If you read my column regularly, by now you know that I enjoy a cup of tea. My tastes in tea run to classic Chinese varieties like Oolong and Pu’er, and I can joyfully spend an hour or two exploring new varieties of fine tea.
Teapots, on the other hand, are a source of disappointment, specifically, the way so many of them “dribble” instead of “pour.” The function of a teapot is simply stated: a water-tight receptacle for brewing and neatly pouring tea into a cup. Almost all teapots easily manage the former, but an equal number fail to perform the latter, usually dripping and dribbling hot tea down the underside of the spout where it indecorously lands upon the surface of the table or counter.
Tea brewed within a pot sits in a relative state of orderly rest until the pot is lifted, tipped and tea poured from the spout. Fluid dynamics dictates the way in which a liquid moves within a contained space; accordingly, as the pot is tipped, the liquid within moves into the interior of the spout, where its movement is compressed and confined. As the angle increases, the tendency of the tea to accelerate as it travels to the mouth of the spout increases. As it emerges from the confines of the spout, issues of turbulence and disorder arise, potentially disrupting the even flow of the tea. If the spout opening is poorly designed, it dribbles.

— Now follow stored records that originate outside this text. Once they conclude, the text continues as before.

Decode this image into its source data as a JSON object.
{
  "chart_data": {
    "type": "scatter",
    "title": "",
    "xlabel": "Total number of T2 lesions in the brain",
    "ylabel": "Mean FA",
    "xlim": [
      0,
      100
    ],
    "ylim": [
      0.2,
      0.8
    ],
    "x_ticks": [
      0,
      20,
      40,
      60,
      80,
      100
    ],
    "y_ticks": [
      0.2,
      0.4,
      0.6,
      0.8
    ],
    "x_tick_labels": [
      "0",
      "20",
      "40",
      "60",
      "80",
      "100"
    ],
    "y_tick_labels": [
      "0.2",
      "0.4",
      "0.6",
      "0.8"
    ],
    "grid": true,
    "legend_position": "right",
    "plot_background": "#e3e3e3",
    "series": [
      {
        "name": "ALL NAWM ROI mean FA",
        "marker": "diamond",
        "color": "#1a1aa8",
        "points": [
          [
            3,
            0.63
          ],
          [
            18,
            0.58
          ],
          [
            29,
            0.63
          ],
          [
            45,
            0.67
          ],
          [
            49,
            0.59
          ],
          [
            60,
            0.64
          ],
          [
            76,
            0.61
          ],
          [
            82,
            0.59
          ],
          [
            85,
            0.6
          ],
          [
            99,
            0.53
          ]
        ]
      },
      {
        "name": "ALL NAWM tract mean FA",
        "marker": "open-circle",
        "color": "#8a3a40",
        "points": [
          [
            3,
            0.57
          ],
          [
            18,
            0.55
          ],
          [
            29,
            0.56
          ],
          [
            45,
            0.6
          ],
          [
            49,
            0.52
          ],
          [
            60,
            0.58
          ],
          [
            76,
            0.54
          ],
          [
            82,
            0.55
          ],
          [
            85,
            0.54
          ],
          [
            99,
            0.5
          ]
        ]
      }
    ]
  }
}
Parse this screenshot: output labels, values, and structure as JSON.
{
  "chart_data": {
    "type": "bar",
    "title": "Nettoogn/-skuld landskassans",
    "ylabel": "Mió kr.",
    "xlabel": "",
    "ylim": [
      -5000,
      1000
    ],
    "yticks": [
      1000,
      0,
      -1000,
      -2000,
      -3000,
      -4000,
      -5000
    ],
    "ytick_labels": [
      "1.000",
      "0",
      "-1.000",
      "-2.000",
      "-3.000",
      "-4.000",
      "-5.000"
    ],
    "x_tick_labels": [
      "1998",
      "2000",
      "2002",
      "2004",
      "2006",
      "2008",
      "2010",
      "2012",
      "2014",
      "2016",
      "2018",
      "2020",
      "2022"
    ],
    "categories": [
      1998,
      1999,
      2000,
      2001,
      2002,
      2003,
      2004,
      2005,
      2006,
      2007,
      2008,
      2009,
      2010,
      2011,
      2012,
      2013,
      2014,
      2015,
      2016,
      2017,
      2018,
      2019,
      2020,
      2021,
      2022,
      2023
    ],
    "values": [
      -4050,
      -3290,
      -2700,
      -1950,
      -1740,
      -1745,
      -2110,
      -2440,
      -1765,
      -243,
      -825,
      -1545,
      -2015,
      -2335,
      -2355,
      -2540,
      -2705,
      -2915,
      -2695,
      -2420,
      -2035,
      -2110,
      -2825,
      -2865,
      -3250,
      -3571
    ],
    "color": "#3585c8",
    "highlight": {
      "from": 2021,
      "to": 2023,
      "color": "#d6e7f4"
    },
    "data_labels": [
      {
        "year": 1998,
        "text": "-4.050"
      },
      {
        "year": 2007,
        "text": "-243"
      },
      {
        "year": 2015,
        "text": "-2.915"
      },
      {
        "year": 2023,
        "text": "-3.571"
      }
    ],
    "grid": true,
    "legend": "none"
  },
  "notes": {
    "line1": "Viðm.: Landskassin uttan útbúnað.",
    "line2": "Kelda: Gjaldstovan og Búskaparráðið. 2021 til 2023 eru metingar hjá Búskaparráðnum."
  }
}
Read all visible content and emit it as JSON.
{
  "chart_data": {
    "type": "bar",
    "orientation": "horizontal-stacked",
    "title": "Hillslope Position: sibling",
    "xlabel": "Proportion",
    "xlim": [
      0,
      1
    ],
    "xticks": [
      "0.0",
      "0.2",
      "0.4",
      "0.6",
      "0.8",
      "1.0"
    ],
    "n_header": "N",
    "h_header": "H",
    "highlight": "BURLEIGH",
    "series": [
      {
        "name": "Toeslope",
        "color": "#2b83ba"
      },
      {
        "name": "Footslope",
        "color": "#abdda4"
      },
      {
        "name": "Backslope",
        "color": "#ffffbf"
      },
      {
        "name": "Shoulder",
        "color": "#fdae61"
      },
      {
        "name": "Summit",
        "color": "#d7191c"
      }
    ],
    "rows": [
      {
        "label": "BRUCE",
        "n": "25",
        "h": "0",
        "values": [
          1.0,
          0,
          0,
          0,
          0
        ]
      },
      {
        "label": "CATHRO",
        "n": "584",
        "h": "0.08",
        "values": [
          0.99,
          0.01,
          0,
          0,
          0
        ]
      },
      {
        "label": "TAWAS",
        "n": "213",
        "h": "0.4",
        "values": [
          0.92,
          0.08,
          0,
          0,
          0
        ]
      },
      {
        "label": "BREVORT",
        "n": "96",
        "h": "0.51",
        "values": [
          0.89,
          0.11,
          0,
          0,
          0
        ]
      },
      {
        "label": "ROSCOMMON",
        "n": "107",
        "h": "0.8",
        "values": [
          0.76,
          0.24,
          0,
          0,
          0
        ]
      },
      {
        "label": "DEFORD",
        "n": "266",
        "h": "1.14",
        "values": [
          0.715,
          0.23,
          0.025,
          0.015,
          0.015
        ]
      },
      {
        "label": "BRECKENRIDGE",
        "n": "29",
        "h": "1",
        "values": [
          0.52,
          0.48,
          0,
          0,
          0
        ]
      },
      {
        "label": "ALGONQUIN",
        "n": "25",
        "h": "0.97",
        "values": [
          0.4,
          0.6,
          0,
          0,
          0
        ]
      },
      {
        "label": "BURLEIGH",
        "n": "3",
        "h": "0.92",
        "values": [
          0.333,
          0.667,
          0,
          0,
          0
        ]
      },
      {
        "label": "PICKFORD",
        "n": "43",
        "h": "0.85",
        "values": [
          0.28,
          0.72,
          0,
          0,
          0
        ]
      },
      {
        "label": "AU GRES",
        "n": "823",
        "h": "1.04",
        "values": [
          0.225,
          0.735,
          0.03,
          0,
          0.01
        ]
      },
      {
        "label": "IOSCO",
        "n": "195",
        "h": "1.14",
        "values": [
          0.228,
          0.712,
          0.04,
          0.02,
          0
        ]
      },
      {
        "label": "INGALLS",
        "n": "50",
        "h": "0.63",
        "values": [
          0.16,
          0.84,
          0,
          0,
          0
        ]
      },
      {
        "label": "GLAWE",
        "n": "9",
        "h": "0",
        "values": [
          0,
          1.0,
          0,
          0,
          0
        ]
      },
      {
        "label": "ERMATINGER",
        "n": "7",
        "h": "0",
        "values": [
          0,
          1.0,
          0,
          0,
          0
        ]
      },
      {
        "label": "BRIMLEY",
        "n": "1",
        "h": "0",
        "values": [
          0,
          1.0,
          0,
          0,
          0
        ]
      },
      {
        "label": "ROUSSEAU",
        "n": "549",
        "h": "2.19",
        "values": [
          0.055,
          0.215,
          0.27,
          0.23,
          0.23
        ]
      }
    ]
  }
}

An increase in turbulence creates the potential for disorder and chaos, and this is always true of fast moving liquids in a confined space. This same effect pushes river water above riverbank curves and promotes the accumulation of plaque in bifurcated coronary arteries. Areas of turbulence easily slip into chaos, whether due to speed or obstructions. Even non-liquid systems exhibit this behavior; financial markets, which track and anticipate the flow of currency, also can slip into chaos when speed and turbulence increase beyond the effective limits of the technological container constructed to control its movement.
The recent Facebook IPO provides a prime example. For 30 minutes, the NASDAQ trading system was not able to properly contain and direct the volume of trades pouring through, effectively depriving buyers and sellers of the opportunity to purchase or sell Facebook shares. In an industry where milliseconds mean millions, this was a major financial spill, and mopping up, NASDAQ has now agreed to pay $40 million in compensation. Talk about a dribbling pot!
Life teaches that any teapot will dribble if one gets greedy and pours too fast, and it was greed that really caused the trading turbulence and chaos, fed by weeks of headlines, news stories, speculation on stock prices, profiles of Mark Zuckerberg, valuation estimates, and fantasies of becoming overnight millionaires. Facebook IPO shares were sold like lottery tickets, and of course the biggest losers were the small individual investors who were allocated shares at the opening price. They could not get out fast enough, and suffered big losses by the end of the day. A better bet would have been on Red at the Roulette table.
It is possible, of course, to design a teapot that pours tea well and does not dribble. My wife’s 91-year-old Godmother Trudy has one and while exercising appropriate restraint, it was my pleasure to recently use it.